What went wrong? While the Zestimate could analyze massive datasets and offer seemingly intelligent valuations, it couldn’t predict the wild swings in housing prices fueled by the pandemic and changing buyer preferences.
But Zillow’s story isn’t just about bad bets. It’s a cautionary tale about the limitations of AI. While algorithms can process information faster than humans, they lack the human touch.
Zillow’s experience doesn’t mean AI is useless in real estate. However, it emphasizes that AI needs careful human guidance and shouldn’t replace crucial human judgment and empathy.
The real estate market, at its core, is still about people, emotions, and communities, and that’s something AI might struggle to replicate anytime soon.
3. Why You Can’t Trust Your AI Lawyer
In a striking example of the pitfalls of AI in legal practice, a New York lawyer, Steven A. Schwartz, faced a courtroom debacle after relying on ChatGPT for legal research. The AI program fabricated judicial decisions and citations, which Schwartz included in a court filing for a case against Avianca Airlines. This incident led to a hearing for potential sanctions and highlights the dangers of uncritically accepting AI-generated content in professional settings.
The incident raised significant ethical concerns about using AI in legal work, especially when verifying the accuracy and authenticity of the information.
2. The AI Against Women in Tech Hiring
Amazon’s attempt to revolutionize hiring with AI backfired spectacularly. Their algorithm, trained on a mountain of primarily male resumes, was accused of favoring men. Despite efforts to remove the AI bias, the Guardian alleged the tool discriminated against resumes from women. This unfortunate case, which led to the tool’s shutdown in 2019, highlights the difficulty of creating fair and neutral AI, especially when tackling complex human characteristics like gender.
It serves as another stark warning for other companies exploring AI in hiring: constant vigilance and ongoing improvement are crucial to prevent AI from amplifying societal biases.
1. AI Fabricates Sexual Harassment Claim Against Law Professor
ChatGPT chillingly fabricated a sexual harassment scandal by falsely accusing a law professor. The professor initially received an email claiming ChatGPT listed him as a legal scholar accused of sexual harassment, claiming he made inappropriate comments and touched a student during a class trip to Alaska.
However, upon investigation, it was revealed that no such article existed in the Washington Post (cited as the source). The professor had never taken a class trip to Alaska or been accused of harassing a student.

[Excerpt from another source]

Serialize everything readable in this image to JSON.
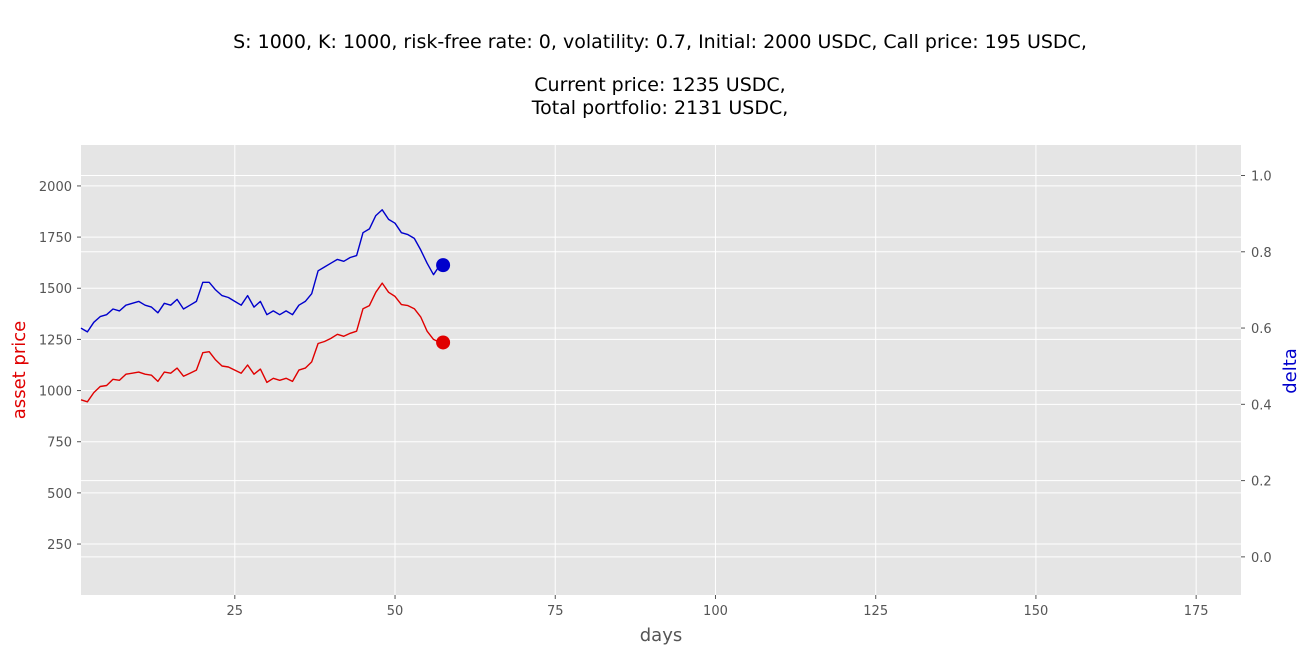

The ease with which AI could generate convincing lies is enough to send shockwaves across any community. But it did raise awareness of the limitations of AI technology and why we need to be very careful in believing the more terrifying hallucinations that could ruin an individual’s life.
The Bottom Line
As we’ve seen, AI bias can have real-world consequences, impacting everything from employment to legal proceedings. While the technology shows immense potential, its capacity for harm underscores the crucial question: how can we ensure the responsible development and implementation of AI to safeguard individuals and society?
Regular analysis, error monitoring, expert consultations, and tools like Google’s What-if Tool or IBM’s AI Fairness 360 are all crucial in detecting and correcting AI bias. Are we prepared to meet this challenge and build a future where AI serves, rather than endangers, humanity? Only time will tell.